Insiden nahas ini terjadi secara beruntun dalam kurun waktu 24 jam di tengah eskalasi konflik yang kian memanas antara militer Israel dan kelompok Hizbullah di Lebanon Selatan. Selain korban jiwa, sejumlah prajurit TNI lainnya juga dilaporkan mengalami luka-luka.
Berikut 5 fakta penting terkait gugurnya tiga prajurit TNI di Lebanon:
1. Terjadi dalam Dua Insiden Terpisah
Kepala Pusat Penerangan (Kapuspen) TNI, Mayor Jenderal Aulia Dwi Nasrullah, menegaskan bahwa gugurnya para prajurit tidak terjadi dalam satu waktu, melainkan akibat dua insiden berbeda yang terjadi secara beruntun.
Meski waktunya berdekatan dan berada di kawasan konflik yang sama di Lebanon Selatan, pihak UNIFIL memastikan kedua insiden tersebut merupakan peristiwa yang terpisah.

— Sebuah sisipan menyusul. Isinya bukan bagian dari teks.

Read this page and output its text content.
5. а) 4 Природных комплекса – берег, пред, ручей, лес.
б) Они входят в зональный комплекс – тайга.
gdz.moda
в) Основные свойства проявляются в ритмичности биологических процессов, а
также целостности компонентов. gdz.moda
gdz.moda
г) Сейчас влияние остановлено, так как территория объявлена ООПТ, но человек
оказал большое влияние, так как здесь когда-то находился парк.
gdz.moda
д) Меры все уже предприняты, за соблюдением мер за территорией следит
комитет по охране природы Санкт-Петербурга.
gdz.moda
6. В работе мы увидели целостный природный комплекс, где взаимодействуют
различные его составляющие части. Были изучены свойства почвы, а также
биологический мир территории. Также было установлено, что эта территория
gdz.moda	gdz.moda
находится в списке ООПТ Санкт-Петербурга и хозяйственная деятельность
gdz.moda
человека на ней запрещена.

2. Kronologi Rinci Dua Serangan Maut
Kronologi kejadian terbagi dalam dua insiden di waktu dan lokasi berbeda:
- Insiden Pertama (Markas Dihantam Proyektil): Terjadi pada Minggu (29/3/2026) pukul 20.44 waktu Lebanon (Senin, 01.40 WIB). Markas pasukan perdamaian Indobatt UNP 7-1 di Desa Achid Alqusayr dihantam serangan artileri/proyektil. Serangan di tengah baku tembak antara Israel dan Hizbullah ini menewaskan satu prajurit TNI dan melukai tiga lainnya.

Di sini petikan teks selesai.